Legal industry news | February 2026

25 Feb, 2026

Anthropic announced a legal plugin

On 3 February, Anthropic announced specialized legal plugins for Claude Cowork, its agentic desktop application. The plugins automate contract review, NDA triage, compliance checklists, legal brief drafts, and templated responses — without requiring users to switch between tools.

Several major European data and information services companies saw falls ranging between 8 and 14 percent on the same day. Investors were not reacting to what the plugin does today. They were reacting to the direction of travel.

Claude Cowork is agentic — it plans and executes multi-step tasks on its own, rather than responding to individual prompts. Anthropic is clear that outputs must be reviewed by a licensed attorney before being relied upon. But that caveat already frames the core tension: if AI is doing the drafting and structuring, and a lawyer is reviewing and signing off, how does that change billing, liability, and professional responsibility? Industry analysts have started calling the downstream workload the "Verification Tax" — the time cost of checking and defending AI-generated work product before it can reach a client.

On 24 February, Anthropic announced enterprise agents integrating with Slack, DocuSign, LegalZoom, Figma, and Microsoft Office, extending its reach into the operational layer of most mid-size firms. The more immediate question for anyone running EU operations is not whether these tools are useful. It is whether a compliant data processing agreement is in place, where client data goes when an agent runs a workflow, and how professional liability standards apply when an autonomous system takes a consequential step without direct human approval.

Source

• Anthropic

Italy pulled DeepSeek from app stores. The lesson goes further than DeepSeek.

In January 2025, Italy's data protection authority sent DeepSeek a short list of standard GDPR questions: what personal data do you collect, from which sources, on what legal basis, and is any data stored outside the EU? DeepSeek's response was that it was not subject to EU regulation and therefore not required to answer. Italy's Garante called the response "totally insufficient" and removed the app from Italian stores within 24 hours, instructing Apple and Google to act.

DeepSeek's argument — that having no EU establishment means GDPR does not apply — is one that has been rejected consistently since 2018. GDPR Article 3(2) is direct: if you process personal data of people in the EU, the regulation applies regardless of where your company is based. Italy used the same emergency mechanism against ChatGPT in 2023; that situation was resolved within weeks. DeepSeek took a different approach.

Germany, Ireland, and France all opened parallel investigations in the aftermath. Regulators moved from question to removal in a single day, forming a new pattern off response. Any AI tool processing personal data that cannot clearly explain its data flows, legal basis, and storage location carries real compliance exposure. That risk sits with the deployer, not just the vendor.

Source

• Garante requests information from DeepSeek — press release

German firms have nine days left to register under NIS2

Germany's NIS2 (Network and Information Security) Implementation Act entered into force on 6 December 2025. Affected entities must register with the Federal Office for Information Security (BSI) by 6 March 2026 — nine days from today.

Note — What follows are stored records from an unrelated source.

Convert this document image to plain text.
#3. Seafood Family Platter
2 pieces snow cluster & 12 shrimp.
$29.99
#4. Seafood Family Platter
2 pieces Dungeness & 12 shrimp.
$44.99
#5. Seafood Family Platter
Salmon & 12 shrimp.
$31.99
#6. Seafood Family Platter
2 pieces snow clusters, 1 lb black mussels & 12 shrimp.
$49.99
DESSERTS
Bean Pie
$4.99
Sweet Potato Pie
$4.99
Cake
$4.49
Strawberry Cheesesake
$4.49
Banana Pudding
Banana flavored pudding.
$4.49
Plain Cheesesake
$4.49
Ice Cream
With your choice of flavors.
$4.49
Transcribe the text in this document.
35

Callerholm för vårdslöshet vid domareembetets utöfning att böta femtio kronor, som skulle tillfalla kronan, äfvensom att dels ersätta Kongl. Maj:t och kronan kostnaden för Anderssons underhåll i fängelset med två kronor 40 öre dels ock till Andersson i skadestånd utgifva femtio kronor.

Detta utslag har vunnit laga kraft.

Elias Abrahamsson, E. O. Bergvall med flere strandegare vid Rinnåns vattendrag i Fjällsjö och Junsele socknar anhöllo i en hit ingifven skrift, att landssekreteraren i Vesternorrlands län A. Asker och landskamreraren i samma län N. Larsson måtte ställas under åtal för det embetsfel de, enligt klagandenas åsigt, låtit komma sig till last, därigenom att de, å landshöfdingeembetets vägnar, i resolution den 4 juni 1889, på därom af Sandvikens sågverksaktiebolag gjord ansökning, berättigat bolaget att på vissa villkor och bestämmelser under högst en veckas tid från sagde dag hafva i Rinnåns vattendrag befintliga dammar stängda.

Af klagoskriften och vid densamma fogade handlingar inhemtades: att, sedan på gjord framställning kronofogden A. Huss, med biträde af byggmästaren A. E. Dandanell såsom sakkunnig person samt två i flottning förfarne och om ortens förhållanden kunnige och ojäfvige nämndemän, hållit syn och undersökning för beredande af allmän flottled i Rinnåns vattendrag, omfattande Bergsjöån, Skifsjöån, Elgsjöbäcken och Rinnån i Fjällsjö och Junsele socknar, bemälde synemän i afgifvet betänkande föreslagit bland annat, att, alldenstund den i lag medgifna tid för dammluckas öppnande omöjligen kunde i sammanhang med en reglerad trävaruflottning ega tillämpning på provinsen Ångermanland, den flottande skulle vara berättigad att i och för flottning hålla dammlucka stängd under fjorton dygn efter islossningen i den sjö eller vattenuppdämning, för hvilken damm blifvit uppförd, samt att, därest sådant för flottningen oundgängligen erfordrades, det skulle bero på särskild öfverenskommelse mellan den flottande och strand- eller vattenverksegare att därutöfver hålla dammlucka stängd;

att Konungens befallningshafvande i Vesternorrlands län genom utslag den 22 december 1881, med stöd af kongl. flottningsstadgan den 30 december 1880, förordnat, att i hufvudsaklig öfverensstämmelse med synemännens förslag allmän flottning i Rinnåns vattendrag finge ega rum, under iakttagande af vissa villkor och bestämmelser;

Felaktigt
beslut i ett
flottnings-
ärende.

Roughly 30,000 companies and public institutions are in scope: energy, transport, finance, healthcare, cloud services, managed service providers, data centres, digital marketplaces, waste management, chemical and food industries, research organizations, and manufacturers of medical technology and electronics. The size thresholds are broader than many expect. An "important entity" is any organization with 50 or more employees and annual turnover or balance sheet above €10 million — and scope is assessed at group level, which can pull in subsidiaries that would not otherwise qualify independently.

Violations carry fines of at least €10 million or 2 percent of global annual turnover. Management is personally liable for implementing the required measures — not just the IT team. The registration process itself requires an ELSTER organization certificate, which can take several days to obtain, so firms with German operations or clients in affected sectors may want to start that process without delay.

The Netherlands has still not transposed NIS2 into national law, with implementation now expected in Q2 2026. That gap does not make the underlying obligations go away. The directive is clear enough in practice, and firms that build NIS2-ready incident response and reporting processes now will be in a much better position when Dutch legislation arrives.

Source

• NIS-2-Pflichten — Registration obligations
• Implementatie NIS2 en CER in Nederland vertraagd

Key events: March and beyond:

• British Legal Technology Forum — 10 March 2026, London. Europe's largest dedicated legal tech conference, with 90+ European suppliers and sessions on AI governance, data security, and workflow change. 
• Legal Geek Europe — 14 April 2026, Amsterdam. A compact, practical format with a genuinely EU-focused agenda. Speakers include senior figures from CMS Netherlands and Docplanner, among others.
• LAIR Conference (Law, AI and Regulation) — 11–12 June 2026, Erasmus University Rotterdam. An academic and practitioner forum specifically examining AI Act implementation, the Digital Omnibus, and fundamental rights in algorithmic decision-making. Worth following for anyone building internal AI policy or advising clients on compliance strategy.